Videoconferencing is an effective method for extending the meeting-room environment, but once the talk is over, participants have had to leave the virtual table to pick up the tools of their trade and get down to business. That's where MuSE Technologies' Continuum collaborative virtual reality system comes into play.
"Despite how high-tech it is, our technology is designed around the way the mind absorbs and processes information," said Dr. Creve Maples, president and CTO of MuSE Technologies and former head of Sandia National Laboratories' Synthetic Environment Lab, who demonstrated Continuum at this week's Siggraph conference in Los Angeles.
Continuum enables multiple users based around the globe to work together over a network in a shared, real-time 3-D world with their own tools and data at their virtual fingertips. Each user navigates inside their own private "craft" and can glance at side windows of personal information - databases, Unix shells, CAD models, prior test data, or Web sites - while working in the shared space or their own "alternate" version of the virtual world away from the group.
No stranger to other worlds, the Jet Propulsion Lab, managed by the California Institute of Technology for NASA, is the first customer of an approximately US$130,000 top-of-the-line Continuum system. Last year, NASA took a shine to MuSE's first product, the Multidimensional User-oriented Synthetic Environment software shell, after using it for a real-time rehearsal of the Stardust Spacecraft's sample-gathering encounter with the Wild-2 comet, scheduled for 2004.

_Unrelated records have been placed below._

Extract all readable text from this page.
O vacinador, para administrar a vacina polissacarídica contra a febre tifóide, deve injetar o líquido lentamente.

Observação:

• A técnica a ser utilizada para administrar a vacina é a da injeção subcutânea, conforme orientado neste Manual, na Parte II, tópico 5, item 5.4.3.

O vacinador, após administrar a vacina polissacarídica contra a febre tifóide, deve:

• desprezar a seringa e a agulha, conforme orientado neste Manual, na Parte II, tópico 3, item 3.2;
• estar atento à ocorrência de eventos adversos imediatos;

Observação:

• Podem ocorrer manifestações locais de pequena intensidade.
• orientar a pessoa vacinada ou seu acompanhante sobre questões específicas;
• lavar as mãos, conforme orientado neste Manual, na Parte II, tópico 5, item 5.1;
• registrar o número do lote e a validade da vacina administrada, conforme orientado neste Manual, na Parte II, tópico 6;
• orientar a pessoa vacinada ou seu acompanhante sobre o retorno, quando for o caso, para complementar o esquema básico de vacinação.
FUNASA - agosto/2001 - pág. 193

JPL will use Continuum to collaboratively simulate and evaluate emergent landing and micropropulsion technologies and simulate missions at the conceptual design stage in a VR world called the Integrated Spacecraft Design Environment. With Continuum as the conduit, NASA scientists from the JPL, Ames, and Langley research facilities can work together on projects like the Mars Surveyor '98 precision lander.
"Continuum will enable us to simulate our missions with even higher fidelity," said John Peterson, manager of Integrated Design Systems at JPL. "For example, you could put a texture map on the computer model of the lander that changes color with heat and observe that in the simulation."
Maples has no shortage of potential uses for his technology either. Engineers, he says, might meet inside a problematic electromechanical model, work on separate solutions, and teleport into each other's worlds to discuss their results; or top brain surgeons may fly together through an MRI brain scan to discuss the removal of a tumor.
"Our senses have had millions of years to evolve," Maples said. "We should definitely be using them."